The Benefits of Boredom

If you have a 20 minute train ride, how do you spend it? Do you listen to music or a podcast, check your email (thanks to the MTA for installing Wi-Fi), send texts, or scroll through Facebook or Instagram? What about waiting 3 minutes in line at the deli? Can you just stand in line, or are you on the hunt for a new post to like, a new article to read, or an app to tap through? Can you just sit in a chair for 90 seconds? (Go ahead, try it. I’ll wait.)

How did that feel? Were you bored? What if you gave yourself permission to be bored? As New Yorkers, we are constantly propelled by the motion of the city: the constant stimulation at our fingertips and right outside our doors. We treat boredom as the original sin; a friend told me once, “If you’re bored in New York, that’s your own fault.”

Wait-what? You should feel guilty about being bored? You’re at fault for boredom? And also, what’s so bad about being bored?

I remember being bored a lot as a kid. I grew up in small-town South, where environmental stimulation was an anomaly, not the norm. “Things to do” weren’t readily available, and after I plowed through my library books (no Kindles then!), I was generally on my own to create my own inspiration. I remember (what felt like) long hours swinging in the backyard or pushing dolls around the house in a tiny stroller, becoming completely immersed in the monotony of the experience.

But, eventually, if I stuck with that boredom for long enough, something magical would happen: I would have a brilliant, creative idea.

I’d suddenly fly off the swing or dump out the dolls and be off on an actual adventure: a completely improvised recipe in the kitchen; building a living room fort in Alaska; creating a large scale chalkboard mural in my bedroom; organizing the neighborhood kids in a blocks-wide game of capture the flag. My brain would be positively buzzing with ideas about where to go, what to do, how to create, and who to do it all with. I was reborn in every single daydream.

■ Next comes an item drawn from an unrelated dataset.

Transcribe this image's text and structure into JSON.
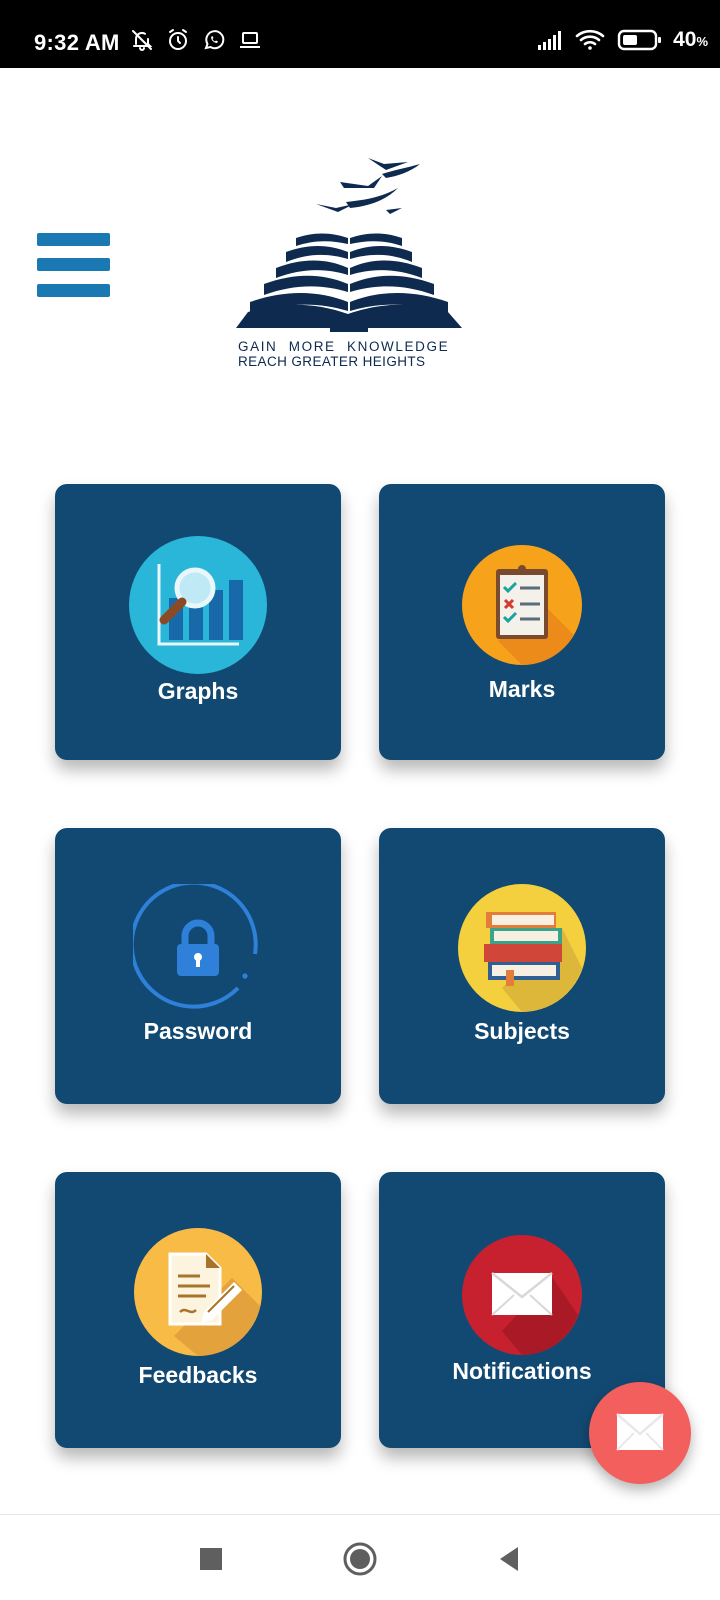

Science backs this up: boredom allows us to tap into our most creative, most problem-solving mind. When we are bored (or doing humdrum tasks at work), our body is allowed to go into autopilot mode, and that’s when our brains start thinking in new ways—we start connecting disparate ideas, solve nagging problems, and recreate personal narratives. When we allow ourselves the time and space to be bored, we wind up getting crystal clear on who we are, what we want, and how we feel. This is called “autobiographical planning,” and is actually a major reason why many people seek therapy. By refusing to be bored, we’re hiding from difficult emotions, avoiding the present moment, and giving into the fear of not being busy.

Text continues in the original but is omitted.